Sometimes supplements can be given via cup or syringe so that a baby’s desire to suck can be met by the breast entirely. Syringe-feeding or cup-feeding is something parents usually need to be taught.
The baby may become frustrated by feeding from an empty breast at first, so you could try hand expressing enough (or pumping just for a moment) to trigger milk flow before putting the baby to the breast.
You want the baby to associate pleasure with being at the breast, so anything you can do to avoid making breastfeeding a battle ground will be useful. It’s better not to ‘force’ the baby into a breastfeeding position but to enjoy time skin-to-skin and present opportunities gently. You could hand express some drips of milk or trickle milk into baby’s mouth.
A baby may prefer to breastfeed when they are not desperately hungry or at certain times of day. Especially when your baby is younger, spending time holding the baby tummy-down on your semi-reclined body will trigger innate feeding behaviour.
You could consider the use of a nursing supplementer. This delivers milk from a bottle through a fine plastic tube which enters the baby’s mouth along with your nipple. This may help to stop any frustration the baby might show at the breast and will ensure that your breasts are stimulated to further produce milk.
A baby who is very accustomed to the bottle may accept the breast using a nipple shield but this is best done with the support of a breast-feeding counsellor or lactation consultant.
Why did you stop breastfeeding in the first place? You might want to consider talking with a breast-feeding counsellor, lactation consultant or peer supporter before embarking on your journey to give it another go.
Be prepared to notice a difference to your own body. There may be a change in to your menstrual pattern as the baby nursing will affect your ovulation. Your breast may physically change in appearance too, the areola may be darker or the breast may be tender or feel full.
Due to the hormone changes, you may feel emotionally different. Support is a great help if you are feeling any of these feelings but it is normally a sign that your body is starting to produce milk again.

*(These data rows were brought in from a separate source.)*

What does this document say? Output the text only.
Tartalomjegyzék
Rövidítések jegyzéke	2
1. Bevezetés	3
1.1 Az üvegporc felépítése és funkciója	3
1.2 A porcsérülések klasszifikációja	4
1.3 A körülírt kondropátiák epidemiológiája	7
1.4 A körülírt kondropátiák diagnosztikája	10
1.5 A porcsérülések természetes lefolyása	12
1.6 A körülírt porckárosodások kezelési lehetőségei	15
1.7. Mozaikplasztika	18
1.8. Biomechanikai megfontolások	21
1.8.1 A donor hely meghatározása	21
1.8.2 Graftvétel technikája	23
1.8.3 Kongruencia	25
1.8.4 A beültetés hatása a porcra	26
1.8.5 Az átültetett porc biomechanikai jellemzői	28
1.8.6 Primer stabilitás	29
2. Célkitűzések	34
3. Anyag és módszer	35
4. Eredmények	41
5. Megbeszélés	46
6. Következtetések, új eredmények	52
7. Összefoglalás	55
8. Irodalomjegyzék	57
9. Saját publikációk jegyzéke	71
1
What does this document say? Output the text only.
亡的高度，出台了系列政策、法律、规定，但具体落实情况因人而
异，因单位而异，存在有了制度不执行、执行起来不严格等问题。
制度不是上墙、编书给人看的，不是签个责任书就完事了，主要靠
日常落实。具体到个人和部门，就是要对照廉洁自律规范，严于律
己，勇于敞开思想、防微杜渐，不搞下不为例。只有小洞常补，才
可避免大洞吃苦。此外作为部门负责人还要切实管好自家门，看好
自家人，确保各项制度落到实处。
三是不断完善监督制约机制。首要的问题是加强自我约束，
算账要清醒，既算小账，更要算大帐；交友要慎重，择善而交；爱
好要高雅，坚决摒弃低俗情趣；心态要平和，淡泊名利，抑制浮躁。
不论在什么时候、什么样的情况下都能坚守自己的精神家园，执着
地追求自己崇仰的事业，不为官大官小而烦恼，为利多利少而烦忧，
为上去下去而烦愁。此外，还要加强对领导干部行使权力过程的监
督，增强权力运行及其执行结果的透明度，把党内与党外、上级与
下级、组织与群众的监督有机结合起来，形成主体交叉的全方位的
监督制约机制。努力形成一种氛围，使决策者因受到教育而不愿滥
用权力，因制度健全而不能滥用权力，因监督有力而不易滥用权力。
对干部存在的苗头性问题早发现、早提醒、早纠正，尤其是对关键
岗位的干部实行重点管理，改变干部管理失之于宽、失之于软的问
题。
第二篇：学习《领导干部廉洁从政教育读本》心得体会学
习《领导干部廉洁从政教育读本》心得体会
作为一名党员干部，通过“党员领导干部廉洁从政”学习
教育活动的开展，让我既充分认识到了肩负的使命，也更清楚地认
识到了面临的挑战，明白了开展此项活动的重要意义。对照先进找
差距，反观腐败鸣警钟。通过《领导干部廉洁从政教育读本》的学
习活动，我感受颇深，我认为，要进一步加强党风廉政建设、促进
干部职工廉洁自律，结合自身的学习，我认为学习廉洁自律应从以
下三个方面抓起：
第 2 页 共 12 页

Remember that if your baby will latch but you are not able to return to a full milk supply, they will still receive important benefits. And if you work hard to increase your supply but your baby is reluctant to latch, they can receive this expressed milk. That is still a valuable achievement.
Relactation may be difficult and time consuming at times, but it IS possible. With the right support, information and dedication, relactation works for women every day and produces happy and valuable results. Confidence and self-belief will help you on your journey.